Татьяна Ивановна Антипова, доброволец Проекта Гутенберг.
Сегодня мы хотим представить совершенно забытого в России писателя. Это Морис Метерлинк. Напрягите свою память, что вспоминается вам кроме «Синей птицы»? А между тем вот, что сообщает «Энциклопедический словарь»: "МЕТЕРЛИНК (Maeterlinck) Морис (1862-1949), бельг. драматург, поэт (на франц. яз.).

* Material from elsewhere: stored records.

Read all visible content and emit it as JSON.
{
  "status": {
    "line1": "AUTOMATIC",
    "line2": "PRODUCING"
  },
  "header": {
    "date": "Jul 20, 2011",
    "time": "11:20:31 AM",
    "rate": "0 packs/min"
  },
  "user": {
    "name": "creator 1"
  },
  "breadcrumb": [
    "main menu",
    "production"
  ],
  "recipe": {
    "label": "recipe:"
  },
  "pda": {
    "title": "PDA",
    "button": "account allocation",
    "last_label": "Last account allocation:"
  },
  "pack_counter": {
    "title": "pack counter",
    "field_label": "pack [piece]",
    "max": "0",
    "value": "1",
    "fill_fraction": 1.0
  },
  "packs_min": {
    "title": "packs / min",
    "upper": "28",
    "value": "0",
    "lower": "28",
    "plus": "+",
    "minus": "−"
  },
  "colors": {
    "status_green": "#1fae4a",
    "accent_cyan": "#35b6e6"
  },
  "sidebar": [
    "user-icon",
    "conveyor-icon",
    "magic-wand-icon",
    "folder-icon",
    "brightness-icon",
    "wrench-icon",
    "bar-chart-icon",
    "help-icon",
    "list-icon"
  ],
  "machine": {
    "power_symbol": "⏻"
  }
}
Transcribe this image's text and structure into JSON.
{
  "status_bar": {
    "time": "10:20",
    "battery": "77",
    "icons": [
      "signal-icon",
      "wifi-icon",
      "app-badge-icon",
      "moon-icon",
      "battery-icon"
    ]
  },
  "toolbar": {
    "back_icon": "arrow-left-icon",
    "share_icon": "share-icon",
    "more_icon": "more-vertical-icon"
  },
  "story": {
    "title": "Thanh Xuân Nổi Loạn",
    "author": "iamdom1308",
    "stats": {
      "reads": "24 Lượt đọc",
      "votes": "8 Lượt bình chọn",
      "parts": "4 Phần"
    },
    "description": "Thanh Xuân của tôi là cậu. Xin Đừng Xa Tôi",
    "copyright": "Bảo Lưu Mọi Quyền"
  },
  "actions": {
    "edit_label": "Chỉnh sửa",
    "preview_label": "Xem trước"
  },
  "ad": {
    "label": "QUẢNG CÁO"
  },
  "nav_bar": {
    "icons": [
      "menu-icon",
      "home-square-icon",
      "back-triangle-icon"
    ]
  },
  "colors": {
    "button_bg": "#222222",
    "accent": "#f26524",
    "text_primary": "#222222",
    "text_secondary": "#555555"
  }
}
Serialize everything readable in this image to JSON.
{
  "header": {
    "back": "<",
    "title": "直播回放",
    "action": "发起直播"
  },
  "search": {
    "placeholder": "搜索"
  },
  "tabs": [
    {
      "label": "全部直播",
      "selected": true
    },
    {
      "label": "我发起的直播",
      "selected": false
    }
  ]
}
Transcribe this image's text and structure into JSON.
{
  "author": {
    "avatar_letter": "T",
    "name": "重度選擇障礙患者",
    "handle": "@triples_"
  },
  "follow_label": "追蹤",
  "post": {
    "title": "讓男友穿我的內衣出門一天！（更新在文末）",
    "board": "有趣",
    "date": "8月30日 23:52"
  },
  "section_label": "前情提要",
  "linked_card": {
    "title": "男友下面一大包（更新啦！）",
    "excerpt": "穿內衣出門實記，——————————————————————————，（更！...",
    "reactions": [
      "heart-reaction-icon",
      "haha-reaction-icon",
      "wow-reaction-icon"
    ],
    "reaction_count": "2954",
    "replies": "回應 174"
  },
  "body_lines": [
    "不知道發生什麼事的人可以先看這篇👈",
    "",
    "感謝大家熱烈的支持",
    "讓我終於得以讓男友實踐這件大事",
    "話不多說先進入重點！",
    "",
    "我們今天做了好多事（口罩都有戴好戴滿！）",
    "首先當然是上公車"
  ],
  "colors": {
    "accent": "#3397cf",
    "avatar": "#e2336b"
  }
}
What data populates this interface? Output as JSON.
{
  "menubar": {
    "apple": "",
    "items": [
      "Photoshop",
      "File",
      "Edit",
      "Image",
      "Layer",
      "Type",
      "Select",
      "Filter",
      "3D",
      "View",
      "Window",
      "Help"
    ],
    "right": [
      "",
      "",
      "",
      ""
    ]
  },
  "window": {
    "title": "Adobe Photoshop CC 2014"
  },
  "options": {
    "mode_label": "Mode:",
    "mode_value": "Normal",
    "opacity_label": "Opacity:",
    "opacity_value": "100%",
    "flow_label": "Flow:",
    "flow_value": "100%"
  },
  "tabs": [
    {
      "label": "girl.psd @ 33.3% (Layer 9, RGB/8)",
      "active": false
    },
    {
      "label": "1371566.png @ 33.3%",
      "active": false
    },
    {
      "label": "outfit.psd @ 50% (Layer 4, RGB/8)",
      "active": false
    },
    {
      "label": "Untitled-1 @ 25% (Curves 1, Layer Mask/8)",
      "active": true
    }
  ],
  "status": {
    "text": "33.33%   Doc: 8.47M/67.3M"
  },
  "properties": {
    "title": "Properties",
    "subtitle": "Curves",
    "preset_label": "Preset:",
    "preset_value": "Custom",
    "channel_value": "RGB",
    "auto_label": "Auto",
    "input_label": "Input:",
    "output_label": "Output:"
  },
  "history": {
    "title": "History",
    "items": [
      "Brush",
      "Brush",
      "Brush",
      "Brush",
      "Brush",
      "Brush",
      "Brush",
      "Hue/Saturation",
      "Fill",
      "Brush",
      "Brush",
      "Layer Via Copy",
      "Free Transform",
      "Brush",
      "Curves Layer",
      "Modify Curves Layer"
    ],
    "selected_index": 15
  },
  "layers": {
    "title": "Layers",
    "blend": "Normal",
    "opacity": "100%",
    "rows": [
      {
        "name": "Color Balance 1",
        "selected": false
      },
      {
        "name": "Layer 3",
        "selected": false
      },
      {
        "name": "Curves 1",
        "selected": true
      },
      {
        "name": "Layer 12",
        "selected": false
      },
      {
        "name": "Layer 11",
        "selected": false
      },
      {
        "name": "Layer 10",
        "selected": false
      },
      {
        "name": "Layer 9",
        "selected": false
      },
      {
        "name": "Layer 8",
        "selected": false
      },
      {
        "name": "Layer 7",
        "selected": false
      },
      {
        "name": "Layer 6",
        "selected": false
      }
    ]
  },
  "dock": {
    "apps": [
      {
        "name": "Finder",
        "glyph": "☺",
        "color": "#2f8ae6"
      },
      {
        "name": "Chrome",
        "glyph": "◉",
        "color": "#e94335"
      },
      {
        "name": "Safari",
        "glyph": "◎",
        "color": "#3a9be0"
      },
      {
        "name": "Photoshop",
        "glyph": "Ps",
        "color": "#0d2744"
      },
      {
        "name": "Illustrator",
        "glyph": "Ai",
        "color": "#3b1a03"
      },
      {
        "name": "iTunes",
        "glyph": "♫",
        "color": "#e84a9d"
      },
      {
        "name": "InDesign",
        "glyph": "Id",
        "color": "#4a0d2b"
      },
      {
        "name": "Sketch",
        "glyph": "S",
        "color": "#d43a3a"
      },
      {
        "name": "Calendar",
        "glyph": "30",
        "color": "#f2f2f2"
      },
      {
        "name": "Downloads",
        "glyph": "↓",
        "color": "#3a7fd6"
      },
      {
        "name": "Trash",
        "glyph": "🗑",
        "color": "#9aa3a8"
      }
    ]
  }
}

Его символистская поэтика выражала протест против приземленности натурализма. Пьесы «Сестра Беатриса» (1900), «Монна Ванна» (1902), «Синяя птица» (1908). Ноб. пр. (1911)." Заключительная абракадабра означает «всего лишь» Нобелевскую премию 1911 года. Для сравнения: Иван Алексеевич Бунин — Нобелевский лауреат 1933 года, хотя родился всего на 8 лет позднее. А вот из «Малой Энциклопедии» 1937 года: «...М. — один из создателей символич. драмы, дающей „трагическое в повседневности“». Он написал множество драм, среди первых: «Слепые» (1890), «Непрошеная гостья», «Пеллеас и Мелисанда», «Там внутри» (1894), позднее написаны «Ариана и Синяя борода», «Сестра Беатриса», «Чудо св. Антония» (1903), «Синяя птица» (1908); сборники этюдов «Сокровища смиренных» (1896), «Мудрость и судьба». А это разгадка замалчивания в той же «Малой...»: «После Мировой войны (первой) М. примыкает к наиболее реакционной буржуазии (в 1995 следует читать: передовой интеллигенции). Собрание сочинений, 4 тт., П., 1915.» Эпоха замалчивания закончилась тем, что в автобиографической справке к изданной в 1992 году книге Максимилиана Волошина «Путник по вселенным» Метерлинк назван... французским (?) поэтом, драматургом, прозаиком. Передо мной чудом сохранившиеся в нашей семье, местами неразрезанные (как в Пушкинские времена) тетрадки, оставшиеся от четырех томов выше— упомянутого Собрания 1915 года. Вот оглавление IV тома: «Мария Магдалина», пьеса; «Чудо святого Антония», сатирическая легенда, сборники этюдов: «Двойной сад», «Разум цветов», «Смерть». Названия этюдов чрезвычайно современны: «Всеобщая подача голосов», «Женский портрет», «Боги войны», «Наша социальная обязанность», «Вопросы, на которые нет ответа». Вот фраза, касающаяся книги «Мудрость и судьба», из статьи о Метерлинке в словаре Брокгауза и Эфрона: «...на самом превосходном языке... умереннный стоицизм, как условие счастья». Метерлинк ведет по нехоженым тропинкам к сияющей вершине чистого разума, так что и при чтении перевода (кстати прекрасного с точки зрения русского языка) с непривычки может закружиться голова. Приходится только пожалеть, что много поколений интеллигенции не были знакомы с таким литературным феноменом.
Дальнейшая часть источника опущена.